Contestamos: No; no es así. Un hombre es igual a otro genéricamente, como hombre natural. La diferencia esencial e insalvable entre ambos, cristiano e incrédulo, es que el primero tiene su confianza puesta en Dios. Ésa es su inteligencia y su distinción. El pagano confía en sí mismo, que es confiar en nada.


La pregunta que se hace a los cristianos, por muy capciosa que sea, tiene una escueta contestación. A la pregunta: ¿Es que ustedes no son pecadores?, la respuesta es: Sí, somos pecadores.

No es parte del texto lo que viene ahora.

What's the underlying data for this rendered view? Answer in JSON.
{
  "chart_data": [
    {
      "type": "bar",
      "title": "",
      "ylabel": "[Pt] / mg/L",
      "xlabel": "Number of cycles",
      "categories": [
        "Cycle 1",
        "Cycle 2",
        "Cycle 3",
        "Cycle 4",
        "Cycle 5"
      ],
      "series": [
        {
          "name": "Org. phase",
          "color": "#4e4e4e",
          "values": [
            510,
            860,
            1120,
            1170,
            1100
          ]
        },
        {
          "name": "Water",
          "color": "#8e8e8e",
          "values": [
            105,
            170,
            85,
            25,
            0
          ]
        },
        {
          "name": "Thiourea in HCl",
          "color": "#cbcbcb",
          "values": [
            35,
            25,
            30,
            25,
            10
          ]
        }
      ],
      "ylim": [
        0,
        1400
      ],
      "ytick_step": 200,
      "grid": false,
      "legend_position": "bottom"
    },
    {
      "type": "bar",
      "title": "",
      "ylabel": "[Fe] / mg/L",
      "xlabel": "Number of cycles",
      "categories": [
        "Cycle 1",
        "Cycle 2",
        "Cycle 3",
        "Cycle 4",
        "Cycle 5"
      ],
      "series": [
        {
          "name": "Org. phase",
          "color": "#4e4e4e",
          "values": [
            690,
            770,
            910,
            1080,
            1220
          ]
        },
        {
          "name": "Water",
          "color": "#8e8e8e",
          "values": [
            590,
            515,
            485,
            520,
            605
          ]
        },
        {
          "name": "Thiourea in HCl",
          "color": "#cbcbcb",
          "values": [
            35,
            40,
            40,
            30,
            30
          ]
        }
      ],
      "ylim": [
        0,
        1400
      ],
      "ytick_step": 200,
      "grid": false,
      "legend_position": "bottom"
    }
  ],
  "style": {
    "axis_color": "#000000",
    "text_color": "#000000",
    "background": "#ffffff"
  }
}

Aunque pecadores perdonados.


Pecadores que han tirado a la basura del mundo, de donde han sido sacados por gracia, todas sus justicias, sus cualidades, y todo lo que en ellos representa para el mundo algo que, de algún modo, se concierta con lo más excelente de él. Para el cristiano estas excelencias son consideradas como estiércol (Filipenses 3:8).


Nuestra suficiencia proviene de Dios que nos reconcilió consigo mismo por medio de nuestro Señor Jesucristo (2 Corintios 5:19). Ese es nuestro honor, nuestra excelencia, nuestra seguridad, y todo lo que hay de bien en nosotros. No necesitamos nada más. La buena obra adorna y confirma nuestra vocación y elección (2 Pedro 1:10). Eso es todo. Cristo es todo eso en nosotros, y Él hace todo lo excelente en nosotros.


En Dios solamente se aquieta nuestra alma (Salmo 62). ¡Ay del que confía en otra roca, en otro brazo, en otro poder de salvación! Somos de Dios, y eso nos basta. El es nuestra vida, nuestro consuelo, nuestra alegría y nuestra gloria presente y futura. Confesamos a Dios Padre, a Cristo el Hijo, y vivimos siendo morada del Espíritu Santo. He aquí la diferencia.


AYUDA DE JESÚS.

En mis noches de angustia y de tristeza
Has sido tú mi alivio, Jesús mío,
Cuando ya deprimido triste y frío,
Tu consuelo ofreciste a mi flaqueza.

Solo tú, mi divina fortaleza,
Amante y fiel auxilio en mi extravío,
Eres el único que con tu  poderío
Ahuyentas el pavor de mi cabeza.

¿Que dicha encontrará ningún humano
Lejos de ti, en afán desesperado,
Que próvido no dé tu amor sagrado?

En ti camino, mi celeste hermano;
De pérfidas querellas despojado,
Radiante al gran final que tú has forjado.